Hi,
I understand from earlier discussions that the reason dovecot doesn't support proxying of other SASL mechanisms than those which supply the plaintext password is that in general it would be possible to proxy any SASL mechanism since it might protect against man-in-the-middle attacks (which would prevent proxying).
However, that has led to choice between letting users use PLAIN (or equivalent), or to have the proxy access the target hosts by "master" password. Of course, having the plaintext password the proxy could in principle do other challenge/response SASL handshakes with the target backend, but right now only LOGIN and PLAIN is implemented.
So I wondered about the rationale for not just forward the SASL handshake. the Kerberos ticket doesn't put restrictions on the client IP-address.
First, blindly forwardning will not do, since the mech data has to be decoded anyway to do any per/user passdb lookup (to, say, find the target host). But you don't need authentication to actually succeed to do that. You only need AuthZ-id or AuthN-id.
Secondly, the design of the interaction between imap-login processes and the auth-service in general prevent in general to forward multi-handshake SASL mechanisms, since the authentication must be done before the proxying can be started. But it doesn't prevent forwarding of single handshake SASL mechanisms which use SASL-IR.
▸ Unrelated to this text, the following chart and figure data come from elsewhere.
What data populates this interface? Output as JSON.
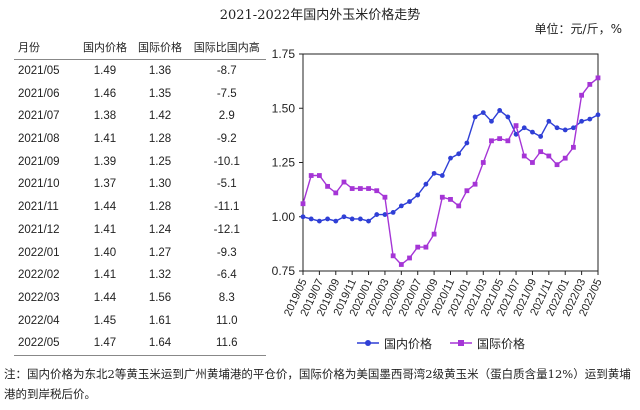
{
  "title": "2021-2022年国内外玉米价格走势",
  "unit": "单位：元/斤，%",
  "table": {
    "headers": [
      "月份",
      "国内价格",
      "国际价格",
      "国际比国内高"
    ],
    "rows": [
      [
        "2021/05",
        "1.49",
        "1.36",
        "-8.7"
      ],
      [
        "2021/06",
        "1.46",
        "1.35",
        "-7.5"
      ],
      [
        "2021/07",
        "1.38",
        "1.42",
        "2.9"
      ],
      [
        "2021/08",
        "1.41",
        "1.28",
        "-9.2"
      ],
      [
        "2021/09",
        "1.39",
        "1.25",
        "-10.1"
      ],
      [
        "2021/10",
        "1.37",
        "1.30",
        "-5.1"
      ],
      [
        "2021/11",
        "1.44",
        "1.28",
        "-11.1"
      ],
      [
        "2021/12",
        "1.41",
        "1.24",
        "-12.1"
      ],
      [
        "2022/01",
        "1.40",
        "1.27",
        "-9.3"
      ],
      [
        "2022/02",
        "1.41",
        "1.32",
        "-6.4"
      ],
      [
        "2022/03",
        "1.44",
        "1.56",
        "8.3"
      ],
      [
        "2022/04",
        "1.45",
        "1.61",
        "11.0"
      ],
      [
        "2022/05",
        "1.47",
        "1.64",
        "11.6"
      ]
    ]
  },
  "chart_data": {
    "type": "line",
    "title": "2021-2022年国内外玉米价格走势",
    "unit": "单位：元/斤，%",
    "ylim": [
      0.75,
      1.75
    ],
    "yticks": [
      "0.75",
      "1.00",
      "1.25",
      "1.50",
      "1.75"
    ],
    "x": [
      "2019/05",
      "2019/06",
      "2019/07",
      "2019/08",
      "2019/09",
      "2019/10",
      "2019/11",
      "2019/12",
      "2020/01",
      "2020/02",
      "2020/03",
      "2020/04",
      "2020/05",
      "2020/06",
      "2020/07",
      "2020/08",
      "2020/09",
      "2020/10",
      "2020/11",
      "2020/12",
      "2021/01",
      "2021/02",
      "2021/03",
      "2021/04",
      "2021/05",
      "2021/06",
      "2021/07",
      "2021/08",
      "2021/09",
      "2021/10",
      "2021/11",
      "2021/12",
      "2022/01",
      "2022/02",
      "2022/03",
      "2022/04",
      "2022/05"
    ],
    "xtick_labels": [
      "2019/05",
      "2019/07",
      "2019/09",
      "2019/11",
      "2020/01",
      "2020/03",
      "2020/05",
      "2020/07",
      "2020/09",
      "2020/11",
      "2021/01",
      "2021/03",
      "2021/05",
      "2021/07",
      "2021/09",
      "2021/11",
      "2022/01",
      "2022/03",
      "2022/05"
    ],
    "series": [
      {
        "name": "国内价格",
        "color": "#2f3fd6",
        "marker": "circle",
        "values": [
          1.0,
          0.99,
          0.98,
          0.99,
          0.98,
          1.0,
          0.99,
          0.99,
          0.98,
          1.01,
          1.01,
          1.02,
          1.05,
          1.07,
          1.1,
          1.15,
          1.2,
          1.19,
          1.27,
          1.29,
          1.34,
          1.46,
          1.48,
          1.44,
          1.49,
          1.46,
          1.38,
          1.41,
          1.39,
          1.37,
          1.44,
          1.41,
          1.4,
          1.41,
          1.44,
          1.45,
          1.47
        ]
      },
      {
        "name": "国际价格",
        "color": "#a535d6",
        "marker": "square",
        "values": [
          1.06,
          1.19,
          1.19,
          1.14,
          1.11,
          1.16,
          1.13,
          1.13,
          1.13,
          1.12,
          1.09,
          0.82,
          0.78,
          0.81,
          0.86,
          0.86,
          0.92,
          1.09,
          1.08,
          1.05,
          1.12,
          1.15,
          1.25,
          1.35,
          1.36,
          1.35,
          1.42,
          1.28,
          1.25,
          1.3,
          1.28,
          1.24,
          1.27,
          1.32,
          1.56,
          1.61,
          1.64
        ]
      }
    ]
  },
  "note": "注：国内价格为东北2等黄玉米运到广州黄埔港的平仓价，国际价格为美国墨西哥湾2级黄玉米（蛋白质含量12%）运到黄埔港的到岸税后价。"
}
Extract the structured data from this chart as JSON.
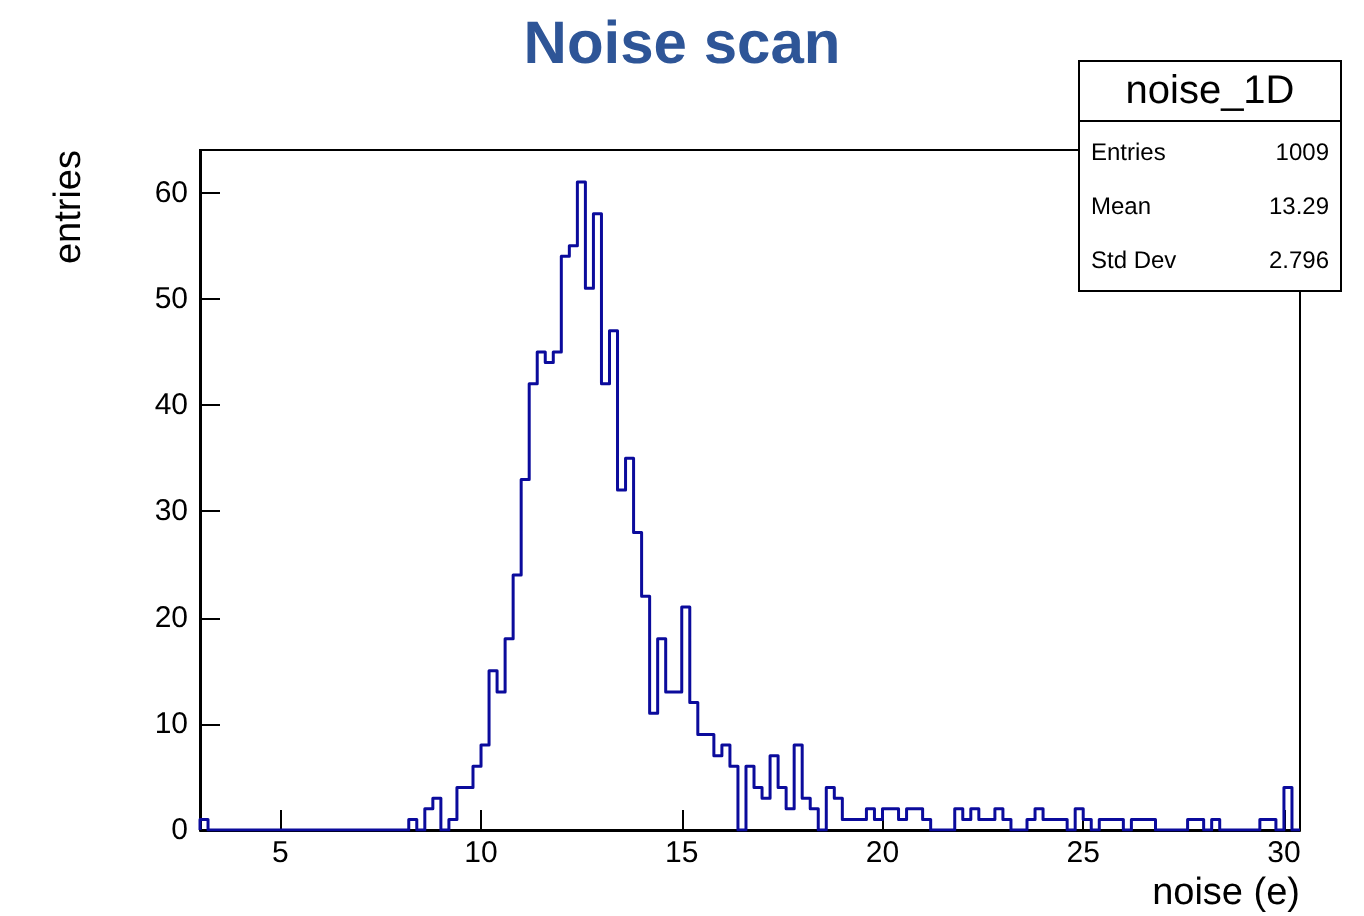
{
  "chart_data": {
    "type": "histogram",
    "title": "Noise scan",
    "xlabel": "noise (e)",
    "ylabel": "entries",
    "color": "#0b0b9c",
    "bins": [
      3,
      3.2,
      3.4,
      3.6,
      3.8,
      4,
      4.2,
      4.4,
      4.6,
      4.8,
      5,
      5.2,
      5.4,
      5.6,
      5.8,
      6,
      6.2,
      6.4,
      6.6,
      6.8,
      7,
      7.2,
      7.4,
      7.6,
      7.8,
      8,
      8.2,
      8.4,
      8.6,
      8.8,
      9,
      9.2,
      9.4,
      9.6,
      9.8,
      10,
      10.2,
      10.4,
      10.6,
      10.8,
      11,
      11.2,
      11.4,
      11.6,
      11.8,
      12,
      12.2,
      12.4,
      12.6,
      12.8,
      13,
      13.2,
      13.4,
      13.6,
      13.8,
      14,
      14.2,
      14.4,
      14.6,
      14.8,
      15,
      15.2,
      15.4,
      15.6,
      15.8,
      16,
      16.2,
      16.4,
      16.6,
      16.8,
      17,
      17.2,
      17.4,
      17.6,
      17.8,
      18,
      18.2,
      18.4,
      18.6,
      18.8,
      19,
      19.2,
      19.4,
      19.6,
      19.8,
      20,
      20.2,
      20.4,
      20.6,
      20.8,
      21,
      21.2,
      21.4,
      21.6,
      21.8,
      22,
      22.2,
      22.4,
      22.6,
      22.8,
      23,
      23.2,
      23.4,
      23.6,
      23.8,
      24,
      24.2,
      24.4,
      24.6,
      24.8,
      25,
      25.2,
      25.4,
      25.6,
      25.8,
      26,
      26.2,
      26.4,
      26.6,
      26.8,
      27,
      27.2,
      27.4,
      27.6,
      27.8,
      28,
      28.2,
      28.4,
      28.6,
      28.8,
      29,
      29.2,
      29.4,
      29.6,
      29.8,
      30,
      30.2,
      30.4
    ],
    "values": [
      1,
      0,
      0,
      0,
      0,
      0,
      0,
      0,
      0,
      0,
      0,
      0,
      0,
      0,
      0,
      0,
      0,
      0,
      0,
      0,
      0,
      0,
      0,
      0,
      0,
      0,
      1,
      0,
      2,
      3,
      0,
      1,
      4,
      4,
      6,
      8,
      15,
      13,
      18,
      24,
      33,
      42,
      45,
      44,
      45,
      54,
      55,
      61,
      51,
      58,
      42,
      47,
      32,
      35,
      28,
      22,
      11,
      18,
      13,
      13,
      21,
      12,
      9,
      9,
      7,
      8,
      6,
      0,
      6,
      4,
      3,
      7,
      4,
      2,
      8,
      3,
      2,
      0,
      4,
      3,
      1,
      1,
      1,
      2,
      1,
      2,
      2,
      1,
      2,
      2,
      1,
      0,
      0,
      0,
      2,
      1,
      2,
      1,
      1,
      2,
      1,
      0,
      0,
      1,
      2,
      1,
      1,
      1,
      0,
      2,
      1,
      0,
      1,
      1,
      1,
      0,
      1,
      1,
      1,
      0,
      0,
      0,
      0,
      1,
      1,
      0,
      1,
      0,
      0,
      0,
      0,
      0,
      1,
      1,
      0,
      4,
      0
    ],
    "xlim": [
      3,
      30.4
    ],
    "xticks": [
      5,
      10,
      15,
      20,
      25,
      30
    ],
    "ylim": [
      0,
      64
    ],
    "yticks": [
      0,
      10,
      20,
      30,
      40,
      50,
      60
    ],
    "annotations": [
      "noise_1D",
      "Entries",
      "1009",
      "Mean",
      "13.29",
      "Std Dev",
      "2.796"
    ]
  }
}
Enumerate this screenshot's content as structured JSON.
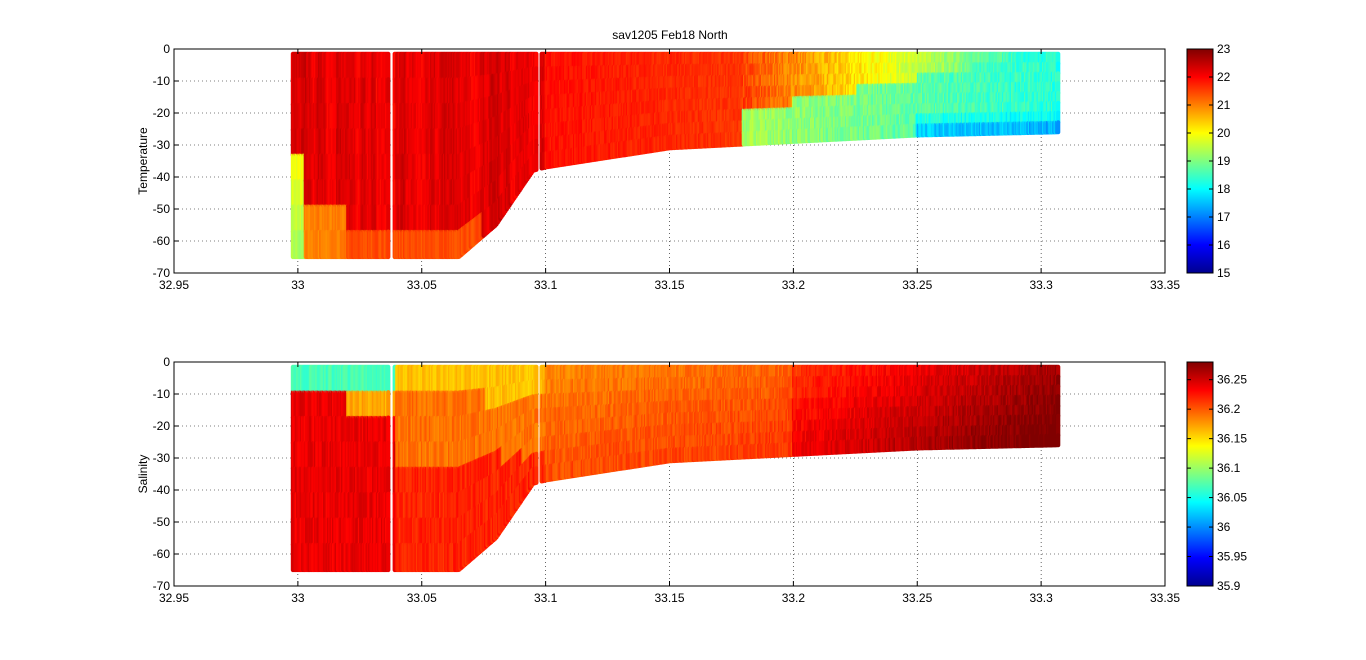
{
  "figure": {
    "title": "sav1205 Feb18 North"
  },
  "chart_data": [
    {
      "type": "scatter",
      "title": "sav1205 Feb18 North",
      "xlabel": "",
      "ylabel": "Temperature",
      "xlim": [
        32.95,
        33.35
      ],
      "ylim": [
        -70,
        0
      ],
      "xticks": [
        "32.95",
        "33",
        "33.05",
        "33.1",
        "33.15",
        "33.2",
        "33.25",
        "33.3",
        "33.35"
      ],
      "yticks": [
        "0",
        "-10",
        "-20",
        "-30",
        "-40",
        "-50",
        "-60",
        "-70"
      ],
      "grid": true,
      "colormap": "jet",
      "colorbar": {
        "range": [
          15,
          23
        ],
        "ticks": [
          "23",
          "22",
          "21",
          "20",
          "19",
          "18",
          "17",
          "16",
          "15"
        ]
      },
      "data_extent": {
        "x_start": 32.998,
        "x_end": 33.307,
        "deep_section_end": 33.098
      },
      "depth_profile": [
        {
          "x": 33.0,
          "max_depth": -65
        },
        {
          "x": 33.065,
          "max_depth": -65
        },
        {
          "x": 33.08,
          "max_depth": -55
        },
        {
          "x": 33.095,
          "max_depth": -38
        },
        {
          "x": 33.1,
          "max_depth": -37
        },
        {
          "x": 33.15,
          "max_depth": -31
        },
        {
          "x": 33.2,
          "max_depth": -29
        },
        {
          "x": 33.25,
          "max_depth": -27
        },
        {
          "x": 33.307,
          "max_depth": -26
        }
      ],
      "color_summary": [
        {
          "x_range": [
            33.0,
            33.1
          ],
          "value": 22.3,
          "note": "mostly dark red, cooler (20-21) at depth near 33.0"
        },
        {
          "x_range": [
            33.1,
            33.2
          ],
          "value": 21.8,
          "note": "red throughout"
        },
        {
          "x_range": [
            33.2,
            33.25
          ],
          "value": 19.5,
          "note": "yellow/green below ~-15"
        },
        {
          "x_range": [
            33.25,
            33.307
          ],
          "value": 18.6,
          "note": "cyan/green, bluish (17) near bottom"
        }
      ]
    },
    {
      "type": "scatter",
      "title": "",
      "xlabel": "",
      "ylabel": "Salinity",
      "xlim": [
        32.95,
        33.35
      ],
      "ylim": [
        -70,
        0
      ],
      "xticks": [
        "32.95",
        "33",
        "33.05",
        "33.1",
        "33.15",
        "33.2",
        "33.25",
        "33.3",
        "33.35"
      ],
      "yticks": [
        "0",
        "-10",
        "-20",
        "-30",
        "-40",
        "-50",
        "-60",
        "-70"
      ],
      "grid": true,
      "colormap": "jet",
      "colorbar": {
        "range": [
          35.9,
          36.28
        ],
        "ticks": [
          "36.25",
          "36.2",
          "36.15",
          "36.1",
          "36.05",
          "36",
          "35.95",
          "35.9"
        ]
      },
      "data_extent": {
        "x_start": 32.998,
        "x_end": 33.307,
        "deep_section_end": 33.098
      },
      "color_summary": [
        {
          "x_range": [
            33.0,
            33.04
          ],
          "value": 36.07,
          "note": "cyan near surface, dark red at depth"
        },
        {
          "x_range": [
            33.04,
            33.1
          ],
          "value": 36.17,
          "note": "yellow near surface, orange/red deeper"
        },
        {
          "x_range": [
            33.1,
            33.2
          ],
          "value": 36.2,
          "note": "orange/red"
        },
        {
          "x_range": [
            33.2,
            33.307
          ],
          "value": 36.25,
          "note": "dark red, darkest toward east"
        }
      ]
    }
  ]
}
Thirdly, while it's correct that some SASL mechanisms protect against man-in-the-middle attacks, that doesn't apply for most single-handshake SASL-IR mechanisms unless they do some kind of channel-binding. (like SASL EXTERNAL) For example, the GS2-KRB5 SASL mech would be perfectly forwarded if just
So, why not just extend the support for proxy authentication forwarding to any single-handskake SASL-IR mechanism, which doesn't use channel-binding? (which includes PLAIN, but also GS2-KRB5, and possibly others).